According to Reuters calculations, Mozambique could be vying with Algeria as the world’s sixth largest exporter of gas by any means by the middle of next decade.
“There could be 12 trains and still gas left over for GTL,” Philip Wolfe, head of oil and gas at investment bank UBS, said. GTL, or gas-to-liquids, technology converts gas to motor fuels.
natural gas to freezing liquid
Twelve trains – the term for the facilities that turn natural gas into freezing liquid – could pump 60 million tonnes a year. Japan, the world’s biggest importer of the fuel, used about 78 million tonnes last year.
In eastern Africa’s favour are the lower costs of building the multi-billion dollar plants needed than in countries such as Australia.
Eastern Africa is seen as politically stable compared to much of the Middle East and many other parts of Africa – although the Somali pirates haunting the Indian Ocean could be a worry for large shipments of explosive fuel.
The small explorers are immediate beneficiaries of the boom.
Cove Energy (COVE.L), a shareholder in Anadarko’s block, has accepted a $2 billion bid from Royal Dutch Shell.
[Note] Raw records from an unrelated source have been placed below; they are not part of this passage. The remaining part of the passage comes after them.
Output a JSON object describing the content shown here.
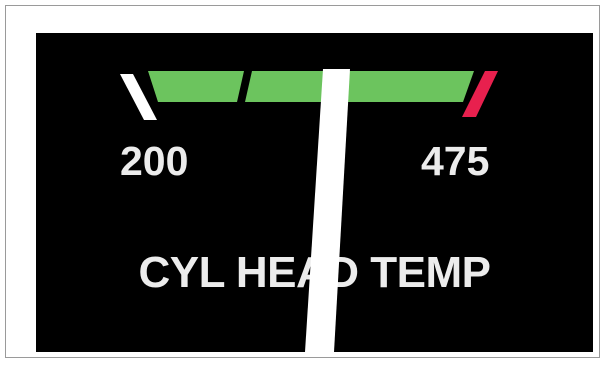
{
  "gauge": {
    "title": "CYL HEAD TEMP",
    "scale_min_label": "200",
    "scale_max_label": "475",
    "scale_min": 200,
    "scale_max": 475,
    "pointer_value": 357,
    "colors": {
      "background": "#000000",
      "frame": "#ffffff",
      "normal_range": "#6cc45e",
      "caution_limit": "#e8204e",
      "min_limit": "#ffffff",
      "pointer": "#ffffff",
      "text": "#ececec"
    }
  }
}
Its share price has more than tripled in eight months.
Ophir Energy bought Dominion Petroleum this year and is the subject of frequent takeover rumours – with Indian, Thai and Chinese state oil firms all linked to bids for regional players.
At today’s prices, the 30-40 million tonnes a year of LNG which Mozambique may produce would mean revenues of around $30 billion dollars – more than three times the country’s current gross domestic product.
While Mozambique is already one of the fastest growing countries in one of the world’s fastest growing regions, average income is still little over $400 a year.
Some shiny buildings stand out in the shabby, bustling port capital Maputo, where Anadarko is building a new regional headquarters, and high-end tourist resorts dot the coast. But much of Mozambique is a sprawl of villages connected by rough tracks.
Cash is already flowing in. Eni said it expects to spend 3.1 billion euros in Mozambique between 2012 and 2015. Anadarko and its partners will likely spend more.
But where does the money go?
The question is how much this will really benefit the region.
Current contracts do not have the kind of clauses demanding the use of local content set by countries such as Brazil, meaning domestic firms could be relegated to bit players. Quick construction means bringing workers and equipment from abroad.
Longer term benefits may be just as uncertain.
“Africans need to have this discussion early on as to how to develop the resources for our own benefit,” Brian Dames, the head of South African state power company Eskom, told Reuters.
“Some of these must be exported but it should not be a recolonization of Africa,” said Dames, who hopes Africa’s biggest economy might ease some of its power shortages with links to generating stations using the newfound gas.
boon to East African governments
Eastern African governments can expect a big lift to revenues.
If regional states got even half the share of Qatar – seen as particularly savvy in managing its gas income – they could together expect $10 billion a year in tax. That compares to annual budgets of around $13 billion in Kenya, $8 billion in Tanzania and just $4 billion in Mozambique.
“The problem is that once a government relies on oil and gas revenues there is no incentive to develop other areas of the economy,” said Markus Weimer, Africa Programme Research Fellow at Chatham House in London.
That is the lesson from countries on the western side of the continent such as Nigeria and Angola, where strong governance does not exist and finding a way to grab a share of oil and gas money has become the main game in town.
strength in diversity
Resource money can entrench elites and worsen corruption. That is already a problem in eastern African countries, whose strength has often been their diversity, with tourism, mining and agricultural commodities all among sources of income.
The term “Dutch Disease” was coined to describe the damaging economic impact of resource wealth following a natural gas boom in the Netherlands. Eastern Africa’s countries are far less prepared for the change gas promises to bring.